Board chairman Sam Miller was concerned that Antrim had already given Atapco a waiver from ordinance standards for the roads. On March 8 it made allowances on cross slope, cul-de-sac size and paving thickness. He said Armada, according to Antrim's engineer, had been built to last 10 years. "Freezing and thawing will bust the road up," Miller predicted. He wanted its repairs covered in the bond so taxpayers didn't foot the bill.
Hogan said their engineer and geo-tech disagreed, and that the road was constructed within parameters set by PennDOT. Atapco had also replaced a poorly-built existing Antrim road "on our own nickel. We're here for the duration. We put a very good road in."
Coggins said the issue was not the purpose of the meeting. The board approved a 10 percent maintenance bond that would be good for 75 percent of the 309 acres, and Atapco would take care of construction damage until the project was complete.
Looking ahead
Administrator Brad Graham presented a list of spending proposals for 2012. The roads prioritized for improvements were Wingerton/State Line, Sportsman, Hollowell Church, Colonial, north Antrim Church, Lehman, Trolley and Rogers/Roberts. The level of attention ranged from reconstruction to patching.

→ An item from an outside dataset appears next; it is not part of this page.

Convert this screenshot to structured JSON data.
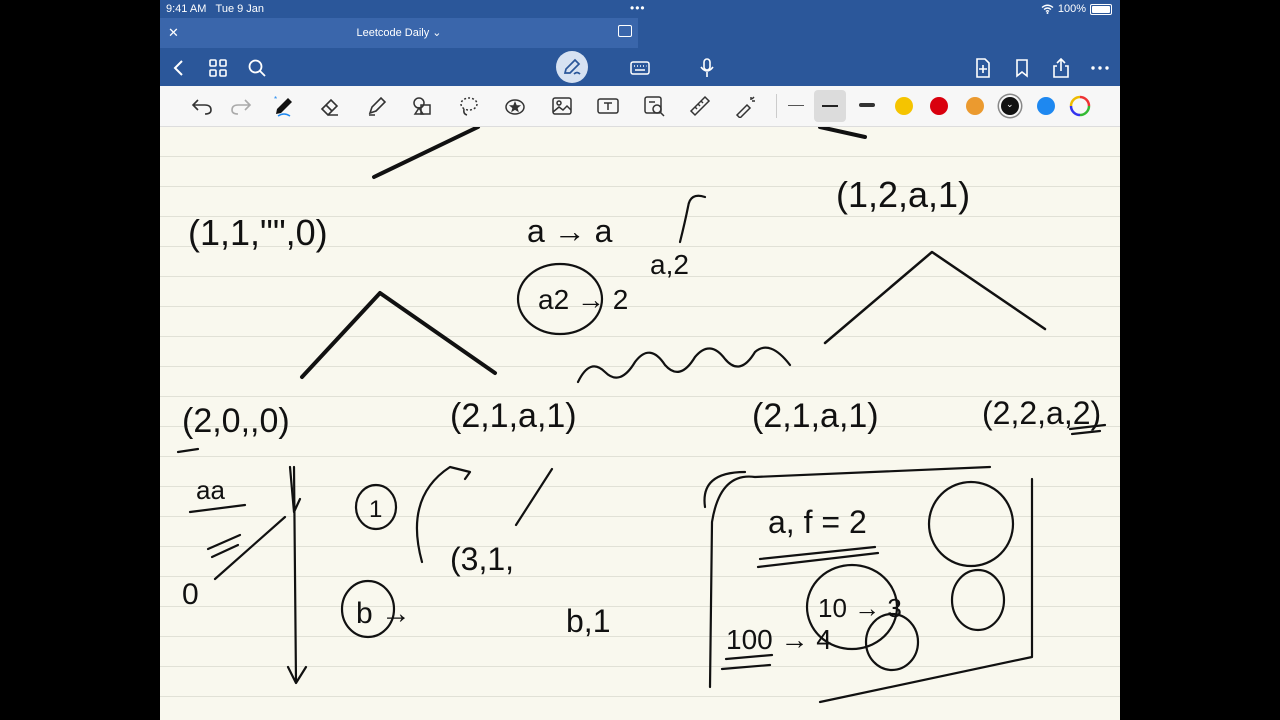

He also recommended four vehicle purchases: replace a 1999 F350 with an F550 with snowplow equipment for $73,000; add a similar truck for faster plowing; replace a pickup with a used one for $20,000; and get a bat-wing mowing deck for park fields. He thought an old truck could be kept if a new bed was installed.

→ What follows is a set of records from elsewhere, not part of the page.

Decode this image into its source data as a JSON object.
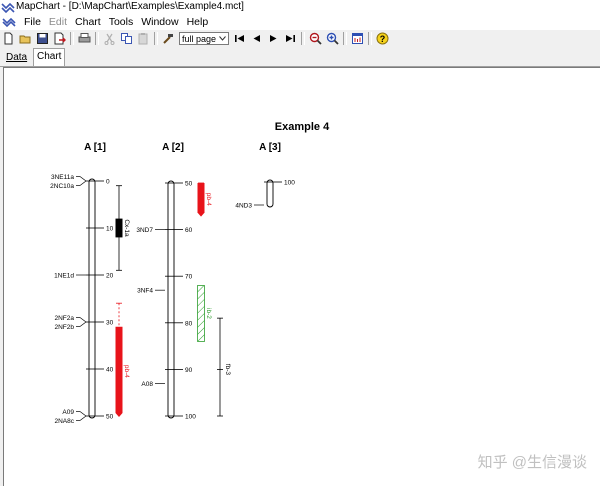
{
  "window": {
    "title": "MapChart - [D:\\MapChart\\Examples\\Example4.mct]"
  },
  "menu": {
    "items": [
      {
        "label": "File",
        "enabled": true
      },
      {
        "label": "Edit",
        "enabled": false
      },
      {
        "label": "Chart",
        "enabled": true
      },
      {
        "label": "Tools",
        "enabled": true
      },
      {
        "label": "Window",
        "enabled": true
      },
      {
        "label": "Help",
        "enabled": true
      }
    ]
  },
  "toolbar": {
    "zoom_value": "full page"
  },
  "tabs": [
    {
      "label": "Data"
    },
    {
      "label": "Chart"
    }
  ],
  "watermark": "知乎 @生信漫谈",
  "colors": {
    "red_qtl": "#e8131a",
    "green_qtl": "#2e9e2e",
    "black_qtl": "#000000",
    "dashed_red": "#e8131a"
  },
  "chart_data": {
    "type": "linkage-map",
    "title": "Example 4",
    "groups": [
      {
        "name": "A [1]",
        "range": [
          0,
          50
        ],
        "ticks": [
          0,
          10,
          20,
          30,
          40,
          50
        ],
        "markers": [
          {
            "name": "3NE11a",
            "pos": 0
          },
          {
            "name": "2NC10a",
            "pos": 0
          },
          {
            "name": "1NE1d",
            "pos": 20
          },
          {
            "name": "2NF2a",
            "pos": 30
          },
          {
            "name": "2NF2b",
            "pos": 30
          },
          {
            "name": "A09",
            "pos": 50
          },
          {
            "name": "2NA8c",
            "pos": 50
          }
        ],
        "qtls": [
          {
            "label": "Cx-1a",
            "style": "solid-black",
            "range": [
              1,
              19
            ],
            "core": [
              8,
              12
            ]
          },
          {
            "label": "pb-4",
            "style": "solid-red",
            "range": [
              26,
              50
            ],
            "core": [
              31,
              50
            ]
          }
        ]
      },
      {
        "name": "A [2]",
        "range": [
          50,
          100
        ],
        "ticks": [
          50,
          60,
          70,
          80,
          90,
          100
        ],
        "markers": [
          {
            "name": "3ND7",
            "pos": 60
          },
          {
            "name": "3NF4",
            "pos": 73
          },
          {
            "name": "A08",
            "pos": 93
          }
        ],
        "qtls": [
          {
            "label": "pb-4",
            "style": "solid-red",
            "range": [
              50,
              60
            ],
            "core": [
              50,
              57
            ]
          },
          {
            "label": "ib-2",
            "style": "hatched-green",
            "range": [
              72,
              84
            ],
            "core": [
              72,
              84
            ]
          },
          {
            "label": "fb-3",
            "style": "line-black",
            "range": [
              79,
              100
            ],
            "core": [
              89,
              91
            ]
          }
        ]
      },
      {
        "name": "A [3]",
        "range": [
          100,
          105
        ],
        "ticks": [
          100
        ],
        "markers": [
          {
            "name": "4ND3",
            "pos": 105
          }
        ],
        "qtls": []
      }
    ]
  }
}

While a joint meeting with the Borough of Greencastle and the G-A School District was tentatively set for Sept. 20, the other two bodies had no agenda items. Antrim's only one was to discuss incentives for commercial development. Graham was going to check if it was worth meeting.

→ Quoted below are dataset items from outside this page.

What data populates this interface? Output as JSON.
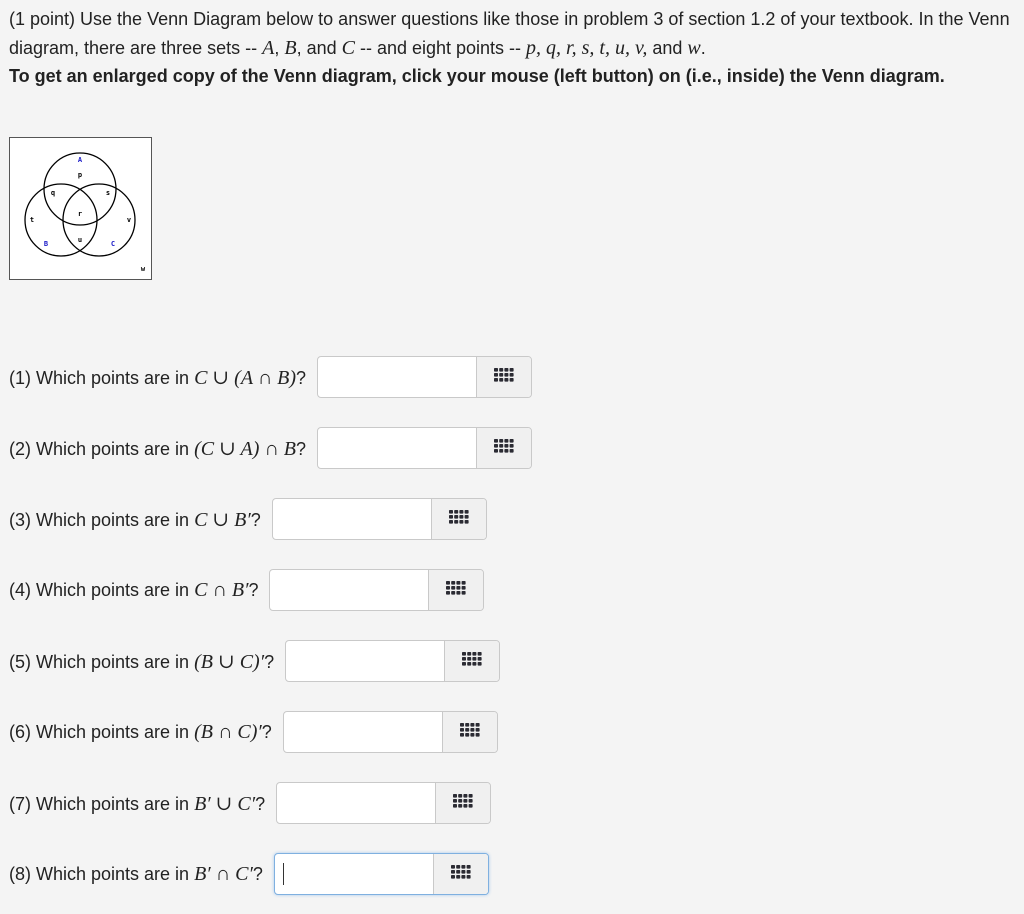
{
  "intro": {
    "prefix": "(1 point) Use the Venn Diagram below to answer questions like those in problem 3 of section 1.2 of your textbook. In the Venn diagram, there are three sets -- ",
    "set_A": "A",
    "sep1": ", ",
    "set_B": "B",
    "sep2": ", and ",
    "set_C": "C",
    "mid": " -- and eight points -- ",
    "points_list": "p, q, r, s, t, u, v,",
    "and_word": " and ",
    "point_w": "w",
    "end": ".",
    "bold_note": "To get an enlarged copy of the Venn diagram, click your mouse (left button) on (i.e., inside) the Venn diagram."
  },
  "venn": {
    "set_labels": [
      "A",
      "B",
      "C"
    ],
    "point_labels": [
      "p",
      "q",
      "s",
      "r",
      "t",
      "v",
      "u",
      "w"
    ],
    "set_label_color": "#1c1cc8"
  },
  "questions": [
    {
      "label": "(1) Which points are in ",
      "expr": "C ∪ (A ∩ B)",
      "suffix": "?",
      "value": ""
    },
    {
      "label": "(2) Which points are in ",
      "expr": "(C ∪ A) ∩ B",
      "suffix": "?",
      "value": ""
    },
    {
      "label": "(3) Which points are in ",
      "expr": "C ∪ B′",
      "suffix": "?",
      "value": ""
    },
    {
      "label": "(4) Which points are in ",
      "expr": "C ∩ B′",
      "suffix": "?",
      "value": ""
    },
    {
      "label": "(5) Which points are in ",
      "expr": "(B ∪ C)′",
      "suffix": "?",
      "value": ""
    },
    {
      "label": "(6) Which points are in ",
      "expr": "(B ∩ C)′",
      "suffix": "?",
      "value": ""
    },
    {
      "label": "(7) Which points are in ",
      "expr": "B′ ∪ C′",
      "suffix": "?",
      "value": ""
    },
    {
      "label": "(8) Which points are in ",
      "expr": "B′ ∩ C′",
      "suffix": "?",
      "value": ""
    }
  ],
  "icons": {
    "answer_button": "grid-icon"
  }
}
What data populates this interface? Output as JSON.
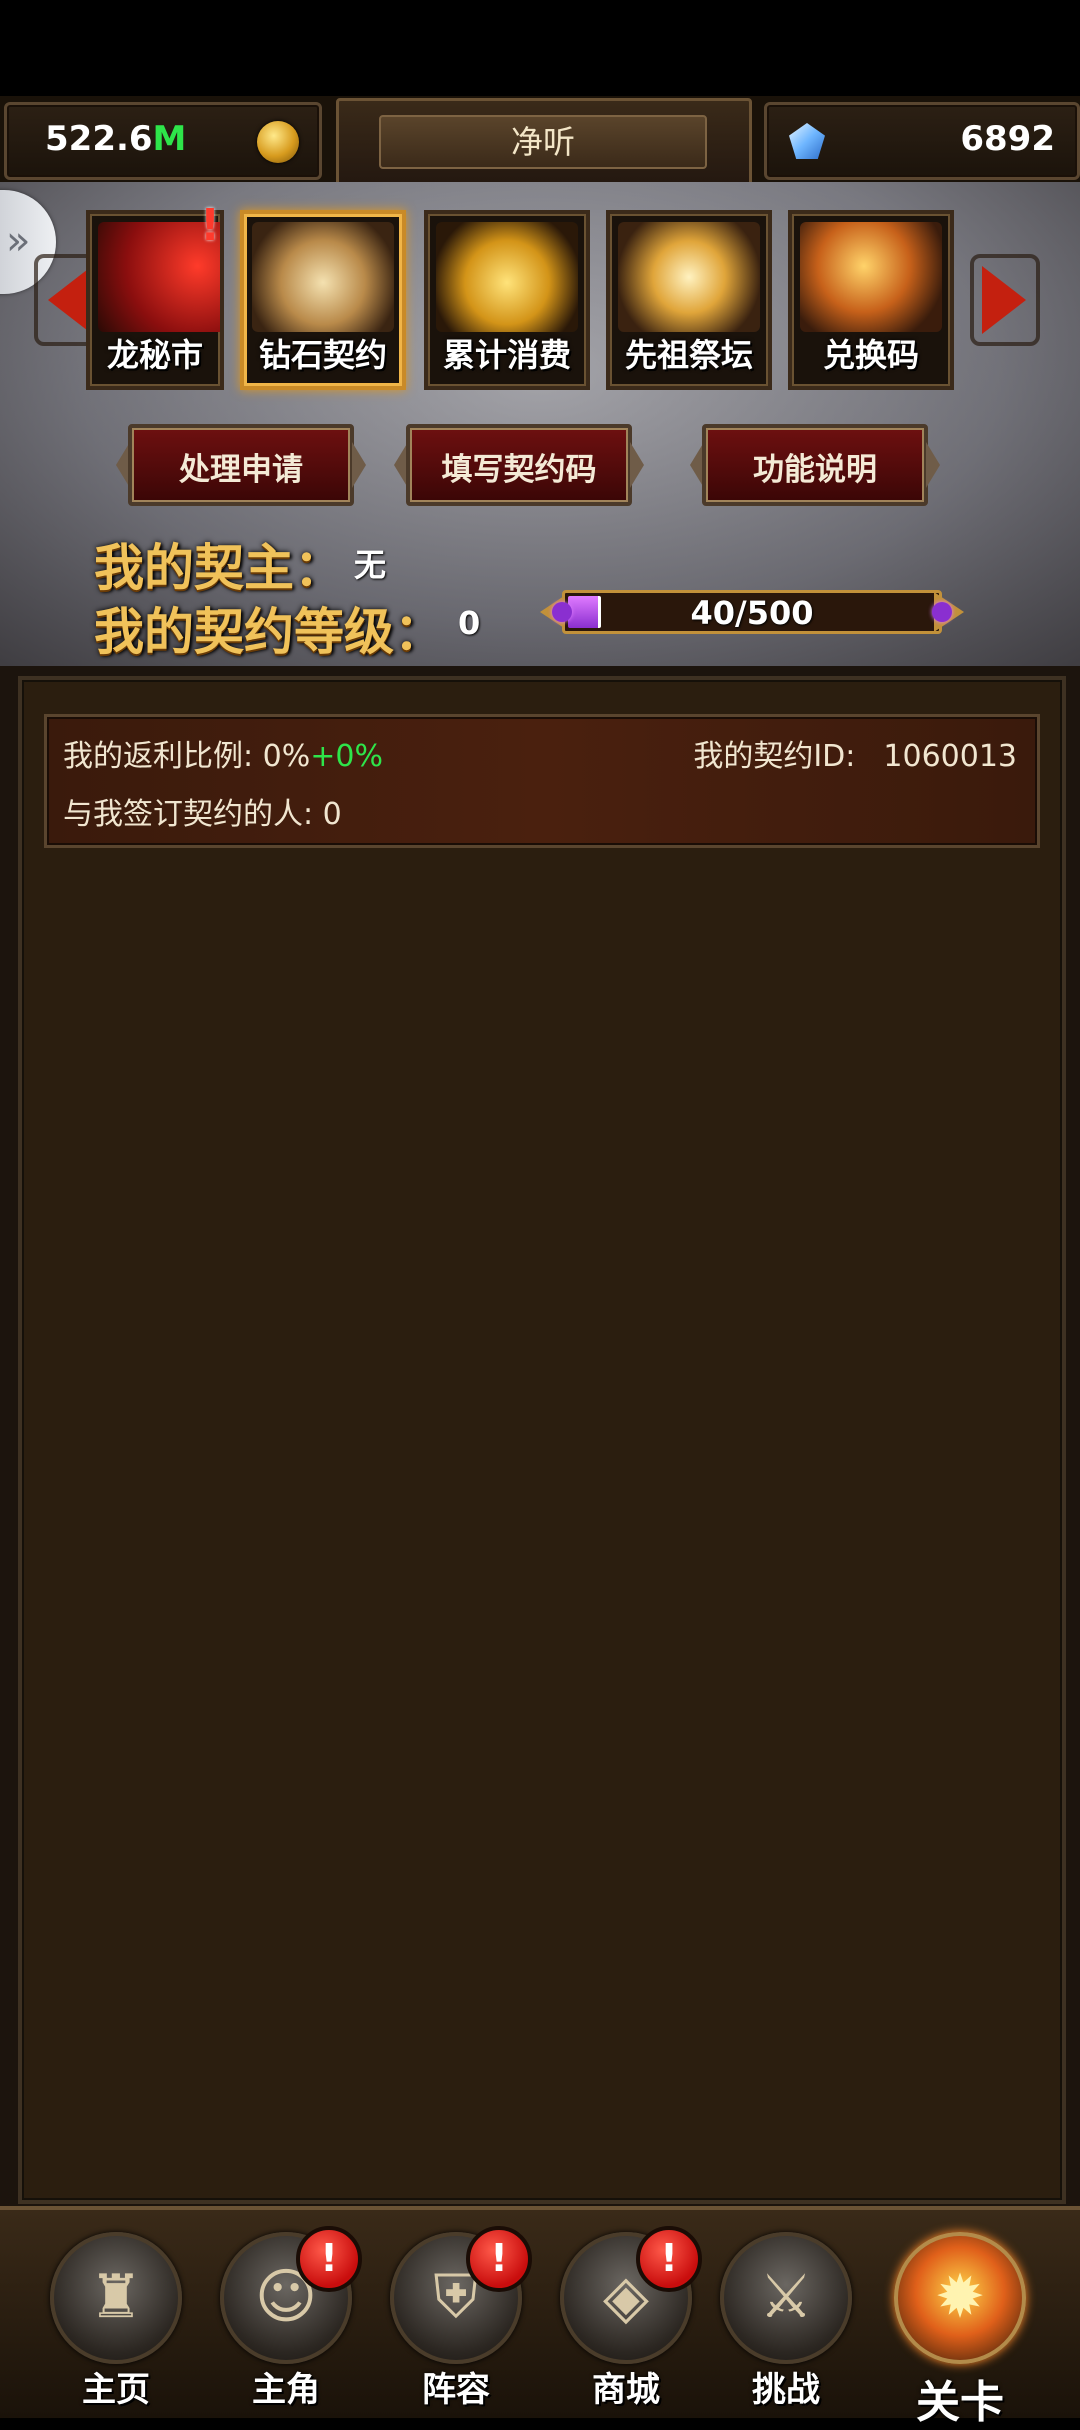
{
  "resources": {
    "gold_number": "522.6",
    "gold_unit": "M",
    "gem_value": "6892",
    "mute_label": "净听"
  },
  "categories": [
    {
      "label": "龙秘市",
      "icon": "dragon-market-icon",
      "alert": "!"
    },
    {
      "label": "钻石契约",
      "icon": "contract-book-icon",
      "selected": true
    },
    {
      "label": "累计消费",
      "icon": "gold-coins-icon"
    },
    {
      "label": "先祖祭坛",
      "icon": "ancestor-altar-icon"
    },
    {
      "label": "兑换码",
      "icon": "redeem-code-icon"
    }
  ],
  "actions": {
    "process_requests": "处理申请",
    "fill_code": "填写契约码",
    "help": "功能说明"
  },
  "contract": {
    "master_label": "我的契主：",
    "master_value": "无",
    "level_label": "我的契约等级：",
    "level_value": "0",
    "progress_text": "40/500",
    "progress_current": 40,
    "progress_max": 500
  },
  "info": {
    "rebate_label": "我的返利比例: 0%",
    "rebate_bonus": "+0%",
    "contract_id_label": "我的契约ID:",
    "contract_id_value": "1060013",
    "signed_count_label": "与我签订契约的人: 0"
  },
  "nav": [
    {
      "label": "主页",
      "icon": "castle-icon"
    },
    {
      "label": "主角",
      "icon": "hero-portrait-icon",
      "badge": "!"
    },
    {
      "label": "阵容",
      "icon": "helmet-icon",
      "badge": "!"
    },
    {
      "label": "商城",
      "icon": "treasure-chest-icon",
      "badge": "!"
    },
    {
      "label": "挑战",
      "icon": "crossed-axes-icon"
    },
    {
      "label": "关卡",
      "icon": "flaming-portal-icon"
    }
  ],
  "colors": {
    "gold_text": "#f0c25a",
    "accent_green": "#2ee54a",
    "badge_red": "#c90d0d",
    "progress_purple": "#8a2fd0"
  }
}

The board also reviewed changes to the lease agreement for Antrim Township Municipal Authority, which took effect when the township refinanced two of ATMA's bonds last spring. At that time the leaseback agreement for the sewer plant was changed to a simple lease agreement. The latest changes included defining how current debt would be repaid to the landfill fund, keeping money in the sewer revenue fund if it was needed for operating expenses (rather than transferring to the capital improvement fund), paying the auditor from the sewer revenue account, changing the lease year back to calendar rather than fiscal year for easier audits, and establishing what percent of the salaries of Graham, secretary Mary Klein and public works director Carl Rundquist should come from the sewer fund.